Watch The
Beautiful Truth
- Written and
Directed by Steve Kroschel.
- Featuring
Charlotte Gerson, Jay Kordich, Garrett Kroschel, Joyce
Riley, and Howard Straus.
- 2008
- 92 mins.
Compelling and
potent, this 2008 docufilm celebrates how far we’ve come in
taking back our food supply, and even acknowledges the reality
that no one can verify an electronic vote count (which hand
counts can rectify but only if enough precincts care enough to
count the ballots - say 8 workers per thousand voters).
The sense of a genuine road trip and coming of age tale of this
teen, as he comes to recognize the major forces acting on his
health and well being, make this a nice Holiday respite from
tasks and parties and bad roads.
Mainstream organizations long involved in the food fight
highlight
the Gerson Therapy, whole
foods, GMOs, MSG and more, but Andrew Kimbrell from the
Center for Food Safety speaks forcefully and articulates well.
It’s from his lips the movie gets its title.
One of the talking heads, Howard Strauss of the Gerson
Institute, knocks you over by outright stating,
“Genetically
modified foods are lethal.”
But that’s after
Joyce Riley, a military nurse, discusses Gulf War Syndrome,
laying the blame on a variety of toxins including depleted
uranium, vaccines, GMO foods and the fog of war.
It’s a feel-good, eat-good flick, even if Kimbrell’s enthusiasm
in ’08 didn’t foresee
the Monsanto takeover of
the FDA and USDA, or the White
House (given Obama’s broken campaign promises to label GMOs and
not appoint industry insiders).
Top Doc‘s intro:
Raised on a
wildlife reserve in Alaska, 15-year-old Garrett was
interested in the dietary habits of the farm animals.
After the tragic
death of his mother, Garrett’s father decided to home-school
his son and assigned a book written by Dr. Max Gerson that
proposed a direct link between diet and a cure for cancer.
Fascinated, Garrett embarks in this documentary on a
cross-country road trip to investigate The Gerson Therapy.
He meets with
scientists, doctors and cancer survivors who reveal how it
is in the best interest of the multi-billion dollar medical
industry to dismiss the notion of alternative and natural
cures.
IMDB’s Plot Summary:
A troubled
15-year-old boy attempting to cope with the recent death of
his mother sets out to research Dr. Max Gerson’s claims of a
diet that can cure cancer as his first assignment for
home-schooling in this documentary from filmmaker Steve
Kroschel (Avalanche, Dying to Have Known).
Garrett is a boy who has always been close to nature.
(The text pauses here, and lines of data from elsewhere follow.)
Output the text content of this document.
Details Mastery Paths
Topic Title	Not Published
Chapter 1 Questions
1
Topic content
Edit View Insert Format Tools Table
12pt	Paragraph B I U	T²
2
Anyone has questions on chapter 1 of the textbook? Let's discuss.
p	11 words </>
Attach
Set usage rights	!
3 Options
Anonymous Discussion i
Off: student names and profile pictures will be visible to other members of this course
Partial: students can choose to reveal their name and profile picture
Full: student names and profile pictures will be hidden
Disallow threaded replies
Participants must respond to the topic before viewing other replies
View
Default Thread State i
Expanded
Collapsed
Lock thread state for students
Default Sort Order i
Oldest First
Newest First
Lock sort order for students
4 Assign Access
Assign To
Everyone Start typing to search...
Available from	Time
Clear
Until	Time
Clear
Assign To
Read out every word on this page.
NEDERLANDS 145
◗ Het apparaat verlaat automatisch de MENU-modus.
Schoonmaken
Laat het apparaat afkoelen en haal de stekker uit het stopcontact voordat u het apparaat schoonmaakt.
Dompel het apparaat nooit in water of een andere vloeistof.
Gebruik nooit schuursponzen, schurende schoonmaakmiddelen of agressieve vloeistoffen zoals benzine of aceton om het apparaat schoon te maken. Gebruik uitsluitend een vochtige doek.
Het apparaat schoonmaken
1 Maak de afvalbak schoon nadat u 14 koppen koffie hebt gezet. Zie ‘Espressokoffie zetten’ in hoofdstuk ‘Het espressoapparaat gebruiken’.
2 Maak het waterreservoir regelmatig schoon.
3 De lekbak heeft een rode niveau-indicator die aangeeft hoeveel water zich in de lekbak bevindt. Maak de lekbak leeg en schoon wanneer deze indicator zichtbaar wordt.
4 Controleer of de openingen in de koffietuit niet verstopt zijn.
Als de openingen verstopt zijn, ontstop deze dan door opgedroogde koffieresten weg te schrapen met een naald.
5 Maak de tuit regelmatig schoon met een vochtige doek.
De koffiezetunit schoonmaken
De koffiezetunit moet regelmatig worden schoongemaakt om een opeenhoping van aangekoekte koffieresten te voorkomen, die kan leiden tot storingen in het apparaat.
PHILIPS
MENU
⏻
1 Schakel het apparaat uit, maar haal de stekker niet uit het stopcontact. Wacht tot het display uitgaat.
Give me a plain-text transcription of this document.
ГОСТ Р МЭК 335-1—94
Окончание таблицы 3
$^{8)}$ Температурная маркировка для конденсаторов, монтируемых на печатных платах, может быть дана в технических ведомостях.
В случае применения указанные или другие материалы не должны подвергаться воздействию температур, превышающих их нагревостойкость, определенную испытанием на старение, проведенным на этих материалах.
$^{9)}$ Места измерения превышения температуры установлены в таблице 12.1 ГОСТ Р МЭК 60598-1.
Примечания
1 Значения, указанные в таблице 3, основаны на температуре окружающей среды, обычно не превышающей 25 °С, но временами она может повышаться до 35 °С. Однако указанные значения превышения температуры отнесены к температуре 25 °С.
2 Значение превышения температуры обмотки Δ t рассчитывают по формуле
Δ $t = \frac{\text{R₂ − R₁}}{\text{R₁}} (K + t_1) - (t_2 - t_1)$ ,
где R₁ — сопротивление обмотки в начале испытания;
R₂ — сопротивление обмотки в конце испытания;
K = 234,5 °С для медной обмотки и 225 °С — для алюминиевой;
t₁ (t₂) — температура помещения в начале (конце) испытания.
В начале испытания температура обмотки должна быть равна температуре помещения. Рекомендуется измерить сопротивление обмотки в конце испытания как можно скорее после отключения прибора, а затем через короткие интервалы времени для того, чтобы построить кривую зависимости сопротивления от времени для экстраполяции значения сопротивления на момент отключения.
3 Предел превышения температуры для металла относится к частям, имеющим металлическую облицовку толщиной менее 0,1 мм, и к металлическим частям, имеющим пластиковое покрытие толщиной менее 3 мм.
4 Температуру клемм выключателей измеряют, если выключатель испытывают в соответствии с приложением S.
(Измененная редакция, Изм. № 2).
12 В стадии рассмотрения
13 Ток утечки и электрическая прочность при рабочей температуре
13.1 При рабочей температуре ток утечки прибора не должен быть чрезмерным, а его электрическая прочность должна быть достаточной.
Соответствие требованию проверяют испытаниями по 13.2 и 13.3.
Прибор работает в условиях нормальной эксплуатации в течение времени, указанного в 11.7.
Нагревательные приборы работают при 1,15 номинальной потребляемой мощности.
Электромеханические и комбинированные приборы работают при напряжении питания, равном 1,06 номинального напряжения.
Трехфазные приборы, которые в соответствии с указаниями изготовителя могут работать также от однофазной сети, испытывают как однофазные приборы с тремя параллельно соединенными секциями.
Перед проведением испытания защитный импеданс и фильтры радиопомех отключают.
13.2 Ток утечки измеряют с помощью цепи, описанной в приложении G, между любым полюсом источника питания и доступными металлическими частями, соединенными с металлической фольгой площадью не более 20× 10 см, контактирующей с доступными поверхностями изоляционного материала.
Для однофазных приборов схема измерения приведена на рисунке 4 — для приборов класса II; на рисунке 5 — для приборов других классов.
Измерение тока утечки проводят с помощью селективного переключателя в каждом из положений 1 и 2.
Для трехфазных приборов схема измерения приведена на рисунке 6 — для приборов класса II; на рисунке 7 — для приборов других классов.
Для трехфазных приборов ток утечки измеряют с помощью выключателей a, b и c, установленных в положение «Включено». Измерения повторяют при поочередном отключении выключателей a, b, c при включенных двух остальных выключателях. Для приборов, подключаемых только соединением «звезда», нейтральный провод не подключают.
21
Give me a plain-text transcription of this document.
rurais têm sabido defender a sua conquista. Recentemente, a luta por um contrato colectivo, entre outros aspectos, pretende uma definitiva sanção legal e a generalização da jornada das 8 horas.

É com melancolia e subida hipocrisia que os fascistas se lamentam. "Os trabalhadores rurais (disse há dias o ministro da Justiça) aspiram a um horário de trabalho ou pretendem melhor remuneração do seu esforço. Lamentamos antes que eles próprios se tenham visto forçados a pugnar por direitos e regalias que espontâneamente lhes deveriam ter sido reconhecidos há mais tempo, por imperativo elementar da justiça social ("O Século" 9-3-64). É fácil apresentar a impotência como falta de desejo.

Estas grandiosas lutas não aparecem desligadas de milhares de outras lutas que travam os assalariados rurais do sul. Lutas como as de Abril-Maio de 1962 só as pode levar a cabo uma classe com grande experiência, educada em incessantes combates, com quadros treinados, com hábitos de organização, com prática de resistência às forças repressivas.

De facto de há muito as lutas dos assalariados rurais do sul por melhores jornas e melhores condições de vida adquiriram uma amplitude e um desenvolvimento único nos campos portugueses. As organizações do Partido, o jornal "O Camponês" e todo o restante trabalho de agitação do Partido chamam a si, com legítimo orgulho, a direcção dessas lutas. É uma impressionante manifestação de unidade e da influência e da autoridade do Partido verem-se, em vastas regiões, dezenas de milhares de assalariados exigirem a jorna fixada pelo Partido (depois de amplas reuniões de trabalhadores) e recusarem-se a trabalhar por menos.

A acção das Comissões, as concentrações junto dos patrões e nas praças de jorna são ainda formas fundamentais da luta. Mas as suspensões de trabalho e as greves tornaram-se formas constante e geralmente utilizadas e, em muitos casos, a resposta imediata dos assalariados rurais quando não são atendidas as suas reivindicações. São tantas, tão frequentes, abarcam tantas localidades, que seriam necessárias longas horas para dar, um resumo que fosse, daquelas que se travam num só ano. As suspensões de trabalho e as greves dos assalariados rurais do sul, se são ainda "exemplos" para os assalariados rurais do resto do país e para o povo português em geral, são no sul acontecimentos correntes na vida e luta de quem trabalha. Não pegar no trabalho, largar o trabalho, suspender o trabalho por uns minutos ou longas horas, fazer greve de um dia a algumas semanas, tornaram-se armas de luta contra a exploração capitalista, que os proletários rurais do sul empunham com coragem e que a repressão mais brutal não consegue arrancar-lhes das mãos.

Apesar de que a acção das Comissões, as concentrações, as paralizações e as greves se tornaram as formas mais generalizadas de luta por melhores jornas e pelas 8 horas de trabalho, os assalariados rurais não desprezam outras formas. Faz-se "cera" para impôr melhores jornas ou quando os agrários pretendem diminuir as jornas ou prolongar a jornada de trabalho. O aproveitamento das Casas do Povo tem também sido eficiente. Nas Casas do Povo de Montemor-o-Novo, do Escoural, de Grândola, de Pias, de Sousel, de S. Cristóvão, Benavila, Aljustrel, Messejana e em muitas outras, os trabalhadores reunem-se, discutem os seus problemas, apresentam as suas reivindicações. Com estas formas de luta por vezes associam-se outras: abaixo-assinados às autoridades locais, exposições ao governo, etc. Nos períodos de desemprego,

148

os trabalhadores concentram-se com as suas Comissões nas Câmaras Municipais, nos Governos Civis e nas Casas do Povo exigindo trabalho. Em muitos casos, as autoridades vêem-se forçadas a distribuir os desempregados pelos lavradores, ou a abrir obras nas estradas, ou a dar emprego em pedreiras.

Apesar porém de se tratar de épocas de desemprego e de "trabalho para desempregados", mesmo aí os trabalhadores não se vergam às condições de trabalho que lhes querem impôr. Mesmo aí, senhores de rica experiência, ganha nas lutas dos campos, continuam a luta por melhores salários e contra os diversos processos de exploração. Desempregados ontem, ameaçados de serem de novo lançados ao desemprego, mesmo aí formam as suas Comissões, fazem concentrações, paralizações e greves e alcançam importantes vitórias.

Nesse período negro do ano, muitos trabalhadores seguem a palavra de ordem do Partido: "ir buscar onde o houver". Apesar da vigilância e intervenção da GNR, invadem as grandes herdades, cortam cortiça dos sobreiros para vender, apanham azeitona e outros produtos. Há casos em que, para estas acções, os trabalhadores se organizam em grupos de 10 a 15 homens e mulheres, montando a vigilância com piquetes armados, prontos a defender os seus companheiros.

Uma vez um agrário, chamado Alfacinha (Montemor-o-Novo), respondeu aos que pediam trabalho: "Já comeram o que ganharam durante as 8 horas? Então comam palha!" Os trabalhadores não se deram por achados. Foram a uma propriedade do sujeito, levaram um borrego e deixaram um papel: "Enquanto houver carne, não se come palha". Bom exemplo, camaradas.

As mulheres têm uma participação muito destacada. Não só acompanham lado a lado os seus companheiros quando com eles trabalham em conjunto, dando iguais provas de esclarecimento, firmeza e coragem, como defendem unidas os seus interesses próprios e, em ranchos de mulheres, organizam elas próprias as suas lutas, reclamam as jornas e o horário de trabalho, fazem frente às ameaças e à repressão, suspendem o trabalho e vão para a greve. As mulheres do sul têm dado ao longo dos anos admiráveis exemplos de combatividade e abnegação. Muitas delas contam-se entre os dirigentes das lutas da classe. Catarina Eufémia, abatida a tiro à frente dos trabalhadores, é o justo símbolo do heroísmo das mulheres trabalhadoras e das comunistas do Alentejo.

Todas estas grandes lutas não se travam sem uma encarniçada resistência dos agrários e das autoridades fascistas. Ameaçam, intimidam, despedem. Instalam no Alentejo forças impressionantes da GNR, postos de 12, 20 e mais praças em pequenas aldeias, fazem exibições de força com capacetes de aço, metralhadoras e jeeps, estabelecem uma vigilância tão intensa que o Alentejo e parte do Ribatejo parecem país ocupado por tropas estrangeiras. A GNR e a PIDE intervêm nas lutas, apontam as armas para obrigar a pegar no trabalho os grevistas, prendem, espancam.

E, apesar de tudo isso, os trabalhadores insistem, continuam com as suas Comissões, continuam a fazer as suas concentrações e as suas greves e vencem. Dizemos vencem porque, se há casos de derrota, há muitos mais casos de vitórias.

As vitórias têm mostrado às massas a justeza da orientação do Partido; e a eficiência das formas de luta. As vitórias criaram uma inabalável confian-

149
He
lives on a reserve with a menagerie of orphaned animals, and
over the years he’s become especially sensitive to the
nutritional needs of the diet-sensitive animals he’s charged
with caring for.
When Garrett’s
mother suffers a tragic and untimely death, the boy falls
into a dangerous downward spiral and nearly flunks out of
school.
Increasingly concerned for Garrett’s well-being and
determined to strengthen their bond despite the many
challenges on the horizon, his father makes the decision to
begin home-schooling the distressed teen.
Garrett’s first
assignment: study a controversial book written by Dr. Max
Gerson, a physician who claims to have discovered a diet
that’s capable of curing cancer.
Is Dr. Gerson’s
therapy truly the legitimate, alternative cure it appears to be?
In order to find out
the truth behind this long-suppressed treatment, Garrett
interviews not only Dr. Gerson’s family members, but various
doctors, skeptics, and cancer patients as well.